Shared utilities live in design/src/daemon-state.ts: atomic state-file
write/read (mode 0o600), fs.openSync('wx') lock, isProcessAlive, cmdline
identity verification (/proc on Linux, ps on macOS), CMDLINE_MARKER
constant. Modeled on browse/src/cli.ts lock + spawn patterns.

design/test/daemon.test.ts: 30 tests, all green. Covers every endpoint,
both error paths and happy paths, cross-board feedback isolation, the
trailing-slash redirect, the directory-not-file reload rejection, LRU
preferring done over non-done, /shutdown refusal with active boards,
all path-traversal guards. Uses the exported fetchHandler in-process
(no spawn) so the suite runs in ~70ms.

design/test/daemon-tests-fixtures.ts: shared helpers — req() builder,
tmp-dir helpers, daemon reset, and a spawnDaemonForTest() helper used
by the next commit's discovery tests.

Co-Authored-By: Claude Opus 4.7 (1M context) <noreply@anthropic.com>

* feat(design): daemon-client with lock + identity-verified spawn

design/src/daemon-client.ts implements the CLI side of the daemon lifecycle:
ensureDaemon() (the spawn-or-attach decision), publishBoard(), and the
$D daemon stop|status helpers.

Modeled on browse/src/cli.ts:317-415 — same health-check-first attach,
same fs.openSync('wx') lock, same re-read-state-INSIDE-the-lock guard
against two CLIs both deciding "no daemon, spawn." Two design-specific
safety properties added beyond browse:

1. verifyIdentity before any SIGTERM/SIGKILL. Reads the running process's
   cmdline (/proc/PID/cmdline on Linux, `ps -p PID -o command=` on macOS)
   and only signals if it contains CMDLINE_MARKER ("gstack-design-daemon",
   passed as argv at spawn time).
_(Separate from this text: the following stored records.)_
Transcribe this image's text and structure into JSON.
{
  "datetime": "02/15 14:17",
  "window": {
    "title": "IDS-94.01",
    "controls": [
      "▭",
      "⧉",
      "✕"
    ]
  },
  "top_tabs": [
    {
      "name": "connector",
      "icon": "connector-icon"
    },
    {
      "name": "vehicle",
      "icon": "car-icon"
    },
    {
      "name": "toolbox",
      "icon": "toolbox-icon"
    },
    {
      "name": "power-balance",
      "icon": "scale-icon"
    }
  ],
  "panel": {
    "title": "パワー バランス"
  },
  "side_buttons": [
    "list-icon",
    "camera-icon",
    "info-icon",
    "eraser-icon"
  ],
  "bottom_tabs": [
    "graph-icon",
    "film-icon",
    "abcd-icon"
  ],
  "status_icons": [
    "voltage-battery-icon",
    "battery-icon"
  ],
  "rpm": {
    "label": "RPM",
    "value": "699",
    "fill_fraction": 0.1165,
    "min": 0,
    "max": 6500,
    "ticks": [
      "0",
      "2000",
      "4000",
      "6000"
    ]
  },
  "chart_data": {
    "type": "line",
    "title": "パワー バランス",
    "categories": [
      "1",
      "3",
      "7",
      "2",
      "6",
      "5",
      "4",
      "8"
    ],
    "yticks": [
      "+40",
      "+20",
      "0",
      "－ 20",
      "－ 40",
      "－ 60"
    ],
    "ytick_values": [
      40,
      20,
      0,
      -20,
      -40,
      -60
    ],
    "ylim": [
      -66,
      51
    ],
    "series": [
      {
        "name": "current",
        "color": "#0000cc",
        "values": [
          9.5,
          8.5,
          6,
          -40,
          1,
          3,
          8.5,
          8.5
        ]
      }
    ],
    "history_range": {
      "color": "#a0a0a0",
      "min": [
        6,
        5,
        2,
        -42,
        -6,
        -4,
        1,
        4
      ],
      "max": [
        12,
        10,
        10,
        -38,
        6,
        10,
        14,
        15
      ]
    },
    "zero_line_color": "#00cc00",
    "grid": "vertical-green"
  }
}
Prevents a stale state file from
   causing us to kill an unrelated process that inherited the PID.

2. Refuse-kill-with-active-boards on version mismatch. Browse silently
   restarts; here in-memory board history would vanish, so the client
   prints a user-actionable WARNING and exit 1 instead. Users explicitly
   `$D daemon stop` to override.

Spawn uses Node child_process.spawn (NOT Bun.spawn().unref) because of
the macOS session-detach quirks browse already discovered. Stdio is
redirected to ~/.gstack/design-daemon-startup.log, which the client
tails into stderr if waitForHealthOrError times out — no more silent
"daemon failed for some unknowable reason."

daemon-state.ts gains DESIGN_DAEMON_STATE_FILE env override so tests
can point both client and spawned daemon at a per-test path without a
shared cwd.

design/test/daemon-discovery.test.ts: 17 tests, all green in ~8s. Covers:
spawn-fresh, attach-existing, stale-state-file (pid dead), PID-reuse
safety (uses the test runner's own PID as the bait — verifyIdentity
catches the cmdline mismatch, daemon not signaled), version-mismatch
with/without active boards (the active-boards case runs a subprocess
and asserts exit 1 + WARNING in stderr), publishBoard 200 + 409,
shutdownDaemon refuse/force/unresponsive paths, daemonStatus.

The daemon-discovery suite is split out of daemon.test.ts because each
real spawn costs ~200ms; the in-process daemon.test.ts (30 tests, 70ms)
covers the same handler logic without the spawn overhead.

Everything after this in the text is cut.